Vem comigo saber qual o futuro das fashion weeks!
No formato tradicional, em uma programação de três ou mais dias, marcas e estilistas se reúnem para mostrar suas novidades a formadores de opinião e compradores, em torno de uma passarela onde modelos exibem as apostas para a próxima temporada.
Aquilo que é visto nesses eventos define as próximas tendências do universo fashion e o desempenho das etiquetas, de acordo com a aceitação da mídia especializada e dos consumidores.
Uma movimentação que vinha ganhando força nos bastidores da moda acabou se estabelecendo em meio ao distanciamento social. Dez anos após o lançamento do Instagram, ferramenta que estreitou os laços do segmento têxtil com a internet, as configurações das fashion weeks começaram a soar ultrapassadas e não condizentes com a evolução da tecnologia.
A dinâmica que obrigava jornalistas e influenciadores a viajarem de cidade em cidade para ver dezenas de desfiles seguidos, muitas vezes sem descansar ou se alimentar, não instigava mais os formadores de opinião, enquanto alguns estilistas viam os eventos semestrais como uma violação à criatividade.
Pressionados a apresentar uma coleção para cada evento, os diretores criativos frequentemente reclamavam dos prazos apertados, principalmente após a criação das temporadas resort e cruise.
Em 1992, esse problema havia sido observado por Azzedine Alaïa, que deixou o calendário de desfiles de moda para realizar apresentações intimistas apenas quando seu trabalho estivesse pronto, sem ficar preso a um evento periódico.
Adiada devido à pandemia do novo coronavírus, a exposição anual do Met Museum debaterá, inclusive, a forma com que o tempo vem sendo usado na moda, como um alerta à produção desenfreada.
No entanto, antes mesmo da mostra ser lançada, o mundo deu seu recado, obrigando a indústria a desacelerar e a repensar seus alicerces. Entre fevereiro e março de 2020, à medida que a Covid-19 avançava rumo ao ocidente, editores de moda deixaram a temporada de outono/inverno mais cedo, ao passo que desfiles eram transmitidos on-line na Itália.
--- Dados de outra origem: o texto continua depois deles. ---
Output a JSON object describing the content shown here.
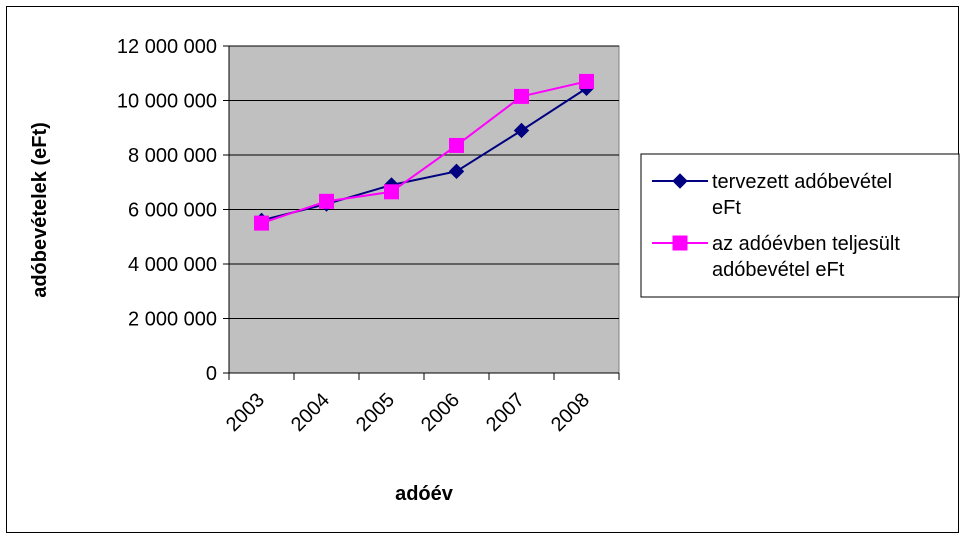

Daí em diante, com o surto instalado nas grandes metrópoles, todas as semanas de moda se viram obrigadas a cancelar, adiar ou readaptar suas ações. Inicialmente, Nova York e Paris pularam as apresentações masculinas e de alta-costura, enquanto Milão realocou sua programação de junho para setembro.
Londres, sempre vanguardista, saiu na frente entre os quatro principais eventos do circuito internacional ao optar por reformular sua programação, abandonando a divisão por gêneros e realizando seus desfiles em plataformas virtuais, como vinha sendo feito pelas fashion weeks de Xangai, Moscou e Tóquio.
Sinal de debandada
Em resposta à resistência do evento francês, a grife Saint Laurent optou por deixar o Paris Fashion Week para realizar apresentações independentes. “Consciente das circunstâncias atuais, a marca decidiu assumir o controle de seu ritmo e reformular sua programação”, explicou um comunicado enviado à imprensa.
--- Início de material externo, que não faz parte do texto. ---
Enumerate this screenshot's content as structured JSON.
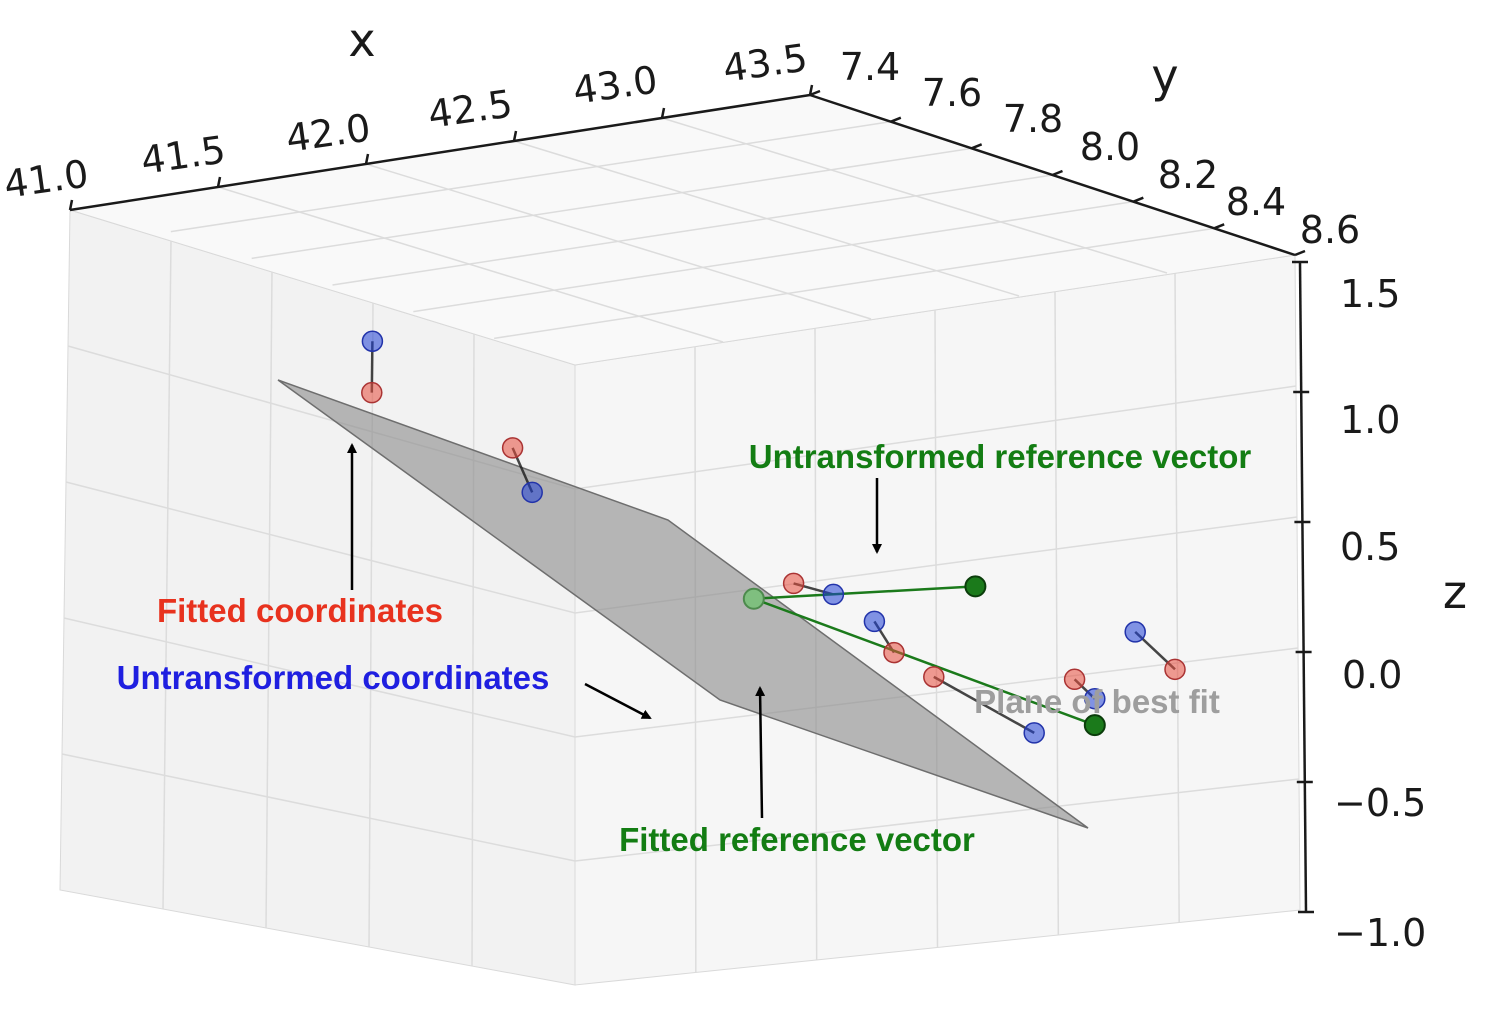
{
  "chart_data": {
    "type": "scatter",
    "projection": "3d",
    "title": "",
    "xlabel": "x",
    "ylabel": "y",
    "zlabel": "z",
    "xlim": [
      41.0,
      43.5
    ],
    "ylim": [
      7.4,
      8.6
    ],
    "zlim": [
      -1.0,
      1.5
    ],
    "x_ticks": [
      "41.0",
      "41.5",
      "42.0",
      "42.5",
      "43.0",
      "43.5"
    ],
    "y_ticks": [
      "7.4",
      "7.6",
      "7.8",
      "8.0",
      "8.2",
      "8.4",
      "8.6"
    ],
    "z_ticks": [
      "1.5",
      "1.0",
      "0.5",
      "0.0",
      "−0.5",
      "−1.0"
    ],
    "grid": true,
    "colors": {
      "fitted": "#e74c3c",
      "untransformed": "#1f3fd6",
      "reference": "#1b7a1b",
      "plane": "#8a8a8a"
    },
    "point_pairs": [
      {
        "fitted": {
          "x": 41.9,
          "y": 7.6,
          "z": 0.95
        },
        "untransformed": {
          "x": 42.2,
          "y": 7.5,
          "z": 1.25
        }
      },
      {
        "fitted": {
          "x": 42.3,
          "y": 7.7,
          "z": 0.8
        },
        "untransformed": {
          "x": 42.1,
          "y": 7.8,
          "z": 0.55
        }
      },
      {
        "fitted": {
          "x": 42.8,
          "y": 8.0,
          "z": 0.3
        },
        "untransformed": {
          "x": 42.7,
          "y": 8.1,
          "z": 0.2
        }
      },
      {
        "fitted": {
          "x": 43.0,
          "y": 8.1,
          "z": 0.05
        },
        "untransformed": {
          "x": 43.2,
          "y": 8.0,
          "z": 0.25
        }
      },
      {
        "fitted": {
          "x": 42.9,
          "y": 8.2,
          "z": -0.1
        },
        "untransformed": {
          "x": 43.1,
          "y": 8.3,
          "z": -0.3
        }
      },
      {
        "fitted": {
          "x": 43.3,
          "y": 8.3,
          "z": -0.05
        },
        "untransformed": {
          "x": 43.4,
          "y": 8.3,
          "z": -0.1
        }
      },
      {
        "fitted": {
          "x": 43.5,
          "y": 8.4,
          "z": 0.0
        },
        "untransformed": {
          "x": 43.6,
          "y": 8.3,
          "z": 0.2
        }
      }
    ],
    "reference_vectors": [
      {
        "name": "Fitted reference vector",
        "from": {
          "x": 42.9,
          "y": 7.9,
          "z": 0.3
        },
        "to": {
          "x": 43.4,
          "y": 8.3,
          "z": -0.2
        }
      },
      {
        "name": "Untransformed reference vector",
        "from": {
          "x": 42.9,
          "y": 7.9,
          "z": 0.3
        },
        "to": {
          "x": 43.7,
          "y": 8.0,
          "z": 0.5
        }
      }
    ],
    "annotations": [
      {
        "text": "Fitted coordinates",
        "color": "#e8321e"
      },
      {
        "text": "Untransformed coordinates",
        "color": "#1f1fe0"
      },
      {
        "text": "Untransformed reference vector",
        "color": "#137d13"
      },
      {
        "text": "Fitted reference vector",
        "color": "#137d13"
      },
      {
        "text": "Plane of best fit",
        "color": "#9e9e9e"
      }
    ]
  }
}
Com a ação, a etiqueta de luxo decidiu se livrar das amarras da divisão outono/inverno e primavera/verão, valorizando uma produção mais livre e saudável. “A Saint Laurent assumirá o controle de seu calendário e lançará suas coleções de acordo com uma perspectiva atualizada e impulsionada apenas pela criatividade. Daremos valor ao tempo e nos aproximaremos das pessoas em seus próprios espaços e vidas”, explica a casa francesa.
Em entrevista ao WWD, o diretor criativo da label, Anthony Vaccarello, endossou a decisão da empresa, adiantando que as exibições da etiqueta seguirão formatos mais íntimos e alinhados com o cliente final. Isso pode incluir shows digitais e apresentações fechadas para a imprensa e compradores.
“Sabemos há anos que algo precisa mudar. A hora é agora. Não há qualquer razão para seguir um calendário desenvolvido décadas atrás, quando tudo era completamente diferente. Eu não quero apressar uma coleção apenas porque há um prazo. Nesta temporada, quero apresentar uma coleção quando estiver pronta para mostrá-la”, defendeu ao site.
Nenhuma outra grife oficializou a saída do Paris Fashion Week, mas o desejo de abandonar as semanas de moda é ecoado por marcas como Gucci e Balmain, cujos respectivos diretores, Alessandro Michele e Olivier Rousteing, defendem mudanças na estrutura de seus shows.
Em uma conferência com a Vogue, Rousteing disse que decidiu abrir seu show ao público, de alguma forma. Ele agora reflete sobre a melhor forma de equilibrar ações físicas e virtuais. “Concordo plenamente que precisamos ter uma experiência. Após esse confinamento, quero criar algo nas ruas, quero trazer de volta a união, com certeza”, adiantou o designer.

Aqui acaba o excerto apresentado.